3
votes

I created an ASP.NET Core Angular application using the latest template on yeoman. I am running IdentityServer4. In IdentityServer4 I created a client for the MVC application.

        // OpenID Connect implicit flow client (MVC)
        new Client
        {
            ClientId = "mvc",
            ClientName = "MVC Client",
            AllowedGrantTypes = GrantTypes.Implicit,

            RedirectUris = { "http://localhost:5002/signin-oidc" },
            PostLogoutRedirectUris = { "http://localhost:5002/signout-callback-oidc" },

            AllowedScopes =
            {
                IdentityServerConstants.StandardScopes.OpenId,
                IdentityServerConstants.StandardScopes.Profile
            }
        }

I used the following documentation to help set this up: http://docs.identityserver.io/en/release/quickstarts/3_interactive_login.html
I added an [Authorize] attribute to the Home controller and everything seems to be working. The user is unable to access the Angular code since the Home Controller instantly redirects to IdentityServer4 for login.

I am a bit confused at what the Hybrid flow is in regards to what I have setup above. http://docs.identityserver.io/en/release/quickstarts/5_hybrid_and_api_access.html

Since I am going to be using the ASP.NET Core Angular template is it really that simple? Just add the MVC app as a client and add an Authorize attribute to the top of the HomeController? I guess why go through all of the hassle in setting up everything in Angular with oidc-client if I can take advantage of ASP.NET Core.

I believe my setup will fail as soon as User Roles gets involved (what user can access what). I would rely on IdentityServer4 to tell me these roles, but I would need access to them in Angular. Maybe this is the answer to my question... Is this what the Hybrid workflow is for?

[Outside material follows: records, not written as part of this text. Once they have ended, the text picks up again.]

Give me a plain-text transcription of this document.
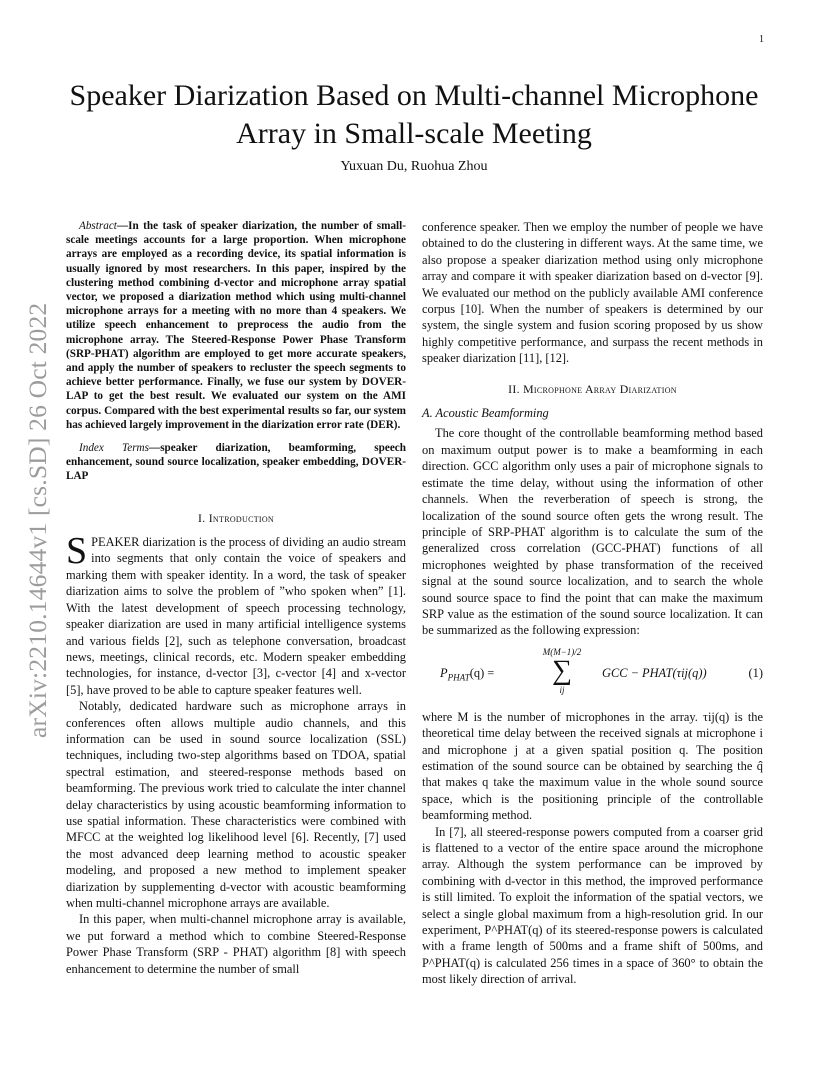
1
arXiv:2210.14644v1 [cs.SD] 26 Oct 2022
Speaker Diarization Based on Multi-channel Microphone Array in Small-scale Meeting
Yuxuan Du, Ruohua Zhou

Abstract—In the task of speaker diarization, the number of small-scale meetings accounts for a large proportion. When microphone arrays are employed as a recording device, its spatial information is usually ignored by most researchers. In this paper, inspired by the clustering method combining d-vector and microphone array spatial vector, we proposed a diarization method which using multi-channel microphone arrays for a meeting with no more than 4 speakers. We utilize speech enhancement to preprocess the audio from the microphone array. The Steered-Response Power Phase Transform (SRP-PHAT) algorithm are employed to get more accurate speakers, and apply the number of speakers to recluster the speech segments to achieve better performance. Finally, we fuse our system by DOVER-LAP to get the best result. We evaluated our system on the AMI corpus. Compared with the best experimental results so far, our system has achieved largely improvement in the diarization error rate (DER).

Index Terms—speaker diarization, beamforming, speech enhancement, sound source localization, speaker embedding, DOVER-LAP

I. Introduction

SPEAKER diarization is the process of dividing an audio stream into segments that only contain the voice of speakers and marking them with speaker identity. In a word, the task of speaker diarization aims to solve the problem of ”who spoken when” [1]. With the latest development of speech processing technology, speaker diarization are used in many artificial intelligence systems and various fields [2], such as telephone conversation, broadcast news, meetings, clinical records, etc. Modern speaker embedding technologies, for instance, d-vector [3], c-vector [4] and x-vector [5], have proved to be able to capture speaker features well.

Notably, dedicated hardware such as microphone arrays in conferences often allows multiple audio channels, and this information can be used in sound source localization (SSL) techniques, including two-step algorithms based on TDOA, spatial spectral estimation, and steered-response methods based on beamforming. The previous work tried to calculate the inter channel delay characteristics by using acoustic beamforming information to use spatial information. These characteristics were combined with MFCC at the weighted log likelihood level [6]. Recently, [7] used the most advanced deep learning method to acoustic speaker modeling, and proposed a new method to implement speaker diarization by supplementing d-vector with acoustic beamforming when multi-channel microphone arrays are available.

In this paper, when multi-channel microphone array is available, we put forward a method which to combine Steered-Response Power Phase Transform (SRP - PHAT) algorithm [8] with speech enhancement to determine the number of small

conference speaker. Then we employ the number of people we have obtained to do the clustering in different ways. At the same time, we also propose a speaker diarization method using only microphone array and compare it with speaker diarization based on d-vector [9]. We evaluated our method on the publicly available AMI conference corpus [10]. When the number of speakers is determined by our system, the single system and fusion scoring proposed by us show highly competitive performance, and surpass the recent methods in speaker diarization [11], [12].

II. Microphone Array Diarization

A. Acoustic Beamforming

The core thought of the controllable beamforming method based on maximum output power is to make a beamforming in each direction. GCC algorithm only uses a pair of microphone signals to estimate the time delay, without using the information of other channels. When the reverberation of speech is strong, the localization of the sound source often gets the wrong result. The principle of SRP-PHAT algorithm is to calculate the sum of the generalized cross correlation (GCC-PHAT) functions of all microphones weighted by phase transformation of the received signal at the sound source localization, and to search the whole sound source space to find the point that can make the maximum SRP value as the estimation of the sound source localization. It can be summarized as the following expression:

$P_{PHAT}(q)$ =
M(M−1)/2
∑
ij
GCC − PHAT(τij(q))	(1)

where M is the number of microphones in the array. τij(q) is the theoretical time delay between the received signals at microphone i and microphone j at a given spatial position q. The position estimation of the sound source can be obtained by searching the q̂ that makes q take the maximum value in the whole sound source space, which is the positioning principle of the controllable beamforming method.

In [7], all steered-response powers computed from a coarser grid is flattened to a vector of the entire space around the microphone array. Although the system performance can be improved by combining with d-vector in this method, the improved performance is still limited. To exploit the information of the spatial vectors, we select a single global maximum from a high-resolution grid. In our experiment, P^PHAT(q) of its steered-response powers is calculated with a frame length of 500ms and a frame shift of 500ms, and P^PHAT(q) is calculated 256 times in a space of 360° to obtain the most likely direction of arrival.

Here is how my app is structured:
MyApp.Web
MyApp.Api (Api that Angular will call, additionally has an IdentityController for IdentityServer)
MyApp.Auth (Identity Server)

If anyone is completely confused by my question, it would be very beneficial if I could get a recommendation on a good way to setup Authentication/Authorization using IdentityServer4 and an ASP.NET Core Angular app. Taking advantage of the .NET Core side of things so I do not have to do all of the auth purely on the client.

1
I believe my setup will fail as soon as User Roles gets involved: Not exactly. You will get issues though, when the authorization expires or cookie gets deleted, then your angular modules won't be able to be loaded and if you also (incorrectly) used ASP.NET Core Identity for your webapi, your ajax calls will end up with HTML (because of redirect to login) result instead of json and/or 401 (not authenticated) - Tseng
@Tseng so what are you proposing I do? Is it just better to write the entire auth through Angular? COuld you clue me in on how a user's roles might get sent to Angular... Is it a claim? - Blake Rivell
Well, it's tricky to protect the client sided files. TBH i'd just say don't protect the home controller at all, since the logic and validation should happen in your "webapi" actions and in code behind the rest service. So just protect /api urls and add a login form in angular once the app is loaded, which signs the user in and obtains an bearer token (jwt or opaque token, up to you). Or if you want stay the way you are, make a regular login and expose a token endpoint for refreshing jwt/bearer access tokens - Tseng
@Tseng thank you, but lets say a user with Admin role can only access page A and a user with Finance role can only access page B and so on... Does this have anything to do with IdentityServer and the token that is passed? Or should I only be using that to get the actual User and UniqueId, then make API calls to get the User Roles and go from there.. - Blake Rivell

1 Answers

0
votes

Taking advantage of the .NET Core side of things so I do not have to do all of the auth purely on the client - I think you are already on right direction. You should go with the Hybrid flow, this way your tokens would be more secure as client won't be able to access on the browser and you can use the power of refresh tokens to make your web apis more secured.

No need to use oidc-client library on the client! Let me know if you are still stuck, I can post some code then.